In order for any crisis or referral line to be effective for families, it needs to:

  • Understand the nature of family crisis is not a one-off event. Crisis is a continual experience for families.
  • Any referral line must be connected to a fully equipped with a timely continuum of care for all residents regardless of type of insurance coverage.
  • Provide appropriate referrals that are open to new clients with the issue the family is calling about.

Imagine your child has an aneurysm and you call 911. They take him to the hospital but the hospital won’t admit him because they don’t provide treatment for serious brain injuries when the child doesn’t want any care? Do we offer a child with leukemia to successfully refuses to put in their port? When hospitals don’t have children’s behavioral health services on call, and primary care physicians diagnose but don’t treat, and social service providers view children as having the capacity to make adult decisions, our referral system will continue to fail.
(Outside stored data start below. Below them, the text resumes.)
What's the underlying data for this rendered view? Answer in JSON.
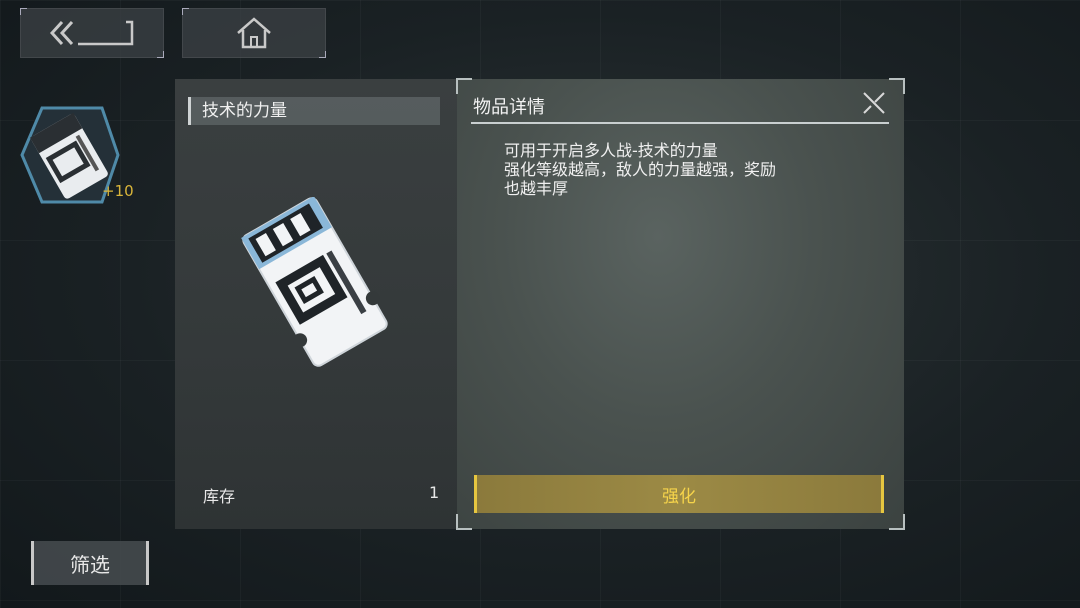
{
  "nav": {
    "back_icon": "double-chevron-back-icon",
    "home_icon": "home-icon"
  },
  "inventory": {
    "item_count": "+10",
    "filter_label": "筛选"
  },
  "item_panel": {
    "name": "技术的力量",
    "stock_label": "库存",
    "stock_value": "1"
  },
  "detail_panel": {
    "title": "物品详情",
    "description_lines": [
      "可用于开启多人战-技术的力量",
      "强化等级越高，敌人的力量越强，奖励",
      "也越丰厚"
    ],
    "enhance_label": "强化"
  },
  "colors": {
    "accent_gold": "#e6c640",
    "count_gold": "#d9b53a"
  }
}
Other creative solutions exist, but because system providers don’t share the urgency felt by families, they haven’t pursued them. Intake trauma, for example, could be aided by creating universal intake forms and procedures with the help of the cloud computing geniuses living in our state. This could help save time and emotional energy for all concerned as well as help families create the records they need when early intervention and prevention programs aren’t enough. Instead of creating new mental health phone numbers for COVID-19, spend funds to build a robust statewide referral network or promote the crisis lines that already exist. By putting the burden of finding appropriate referrals on families in crisis, we mask the crux of the problem — there are simply not enough appropriate providers available.

As one parent put it “Until we fill our massive gaps on our continuum of care. We might as well be handing someone keys to a door that opens up to a brick wall.”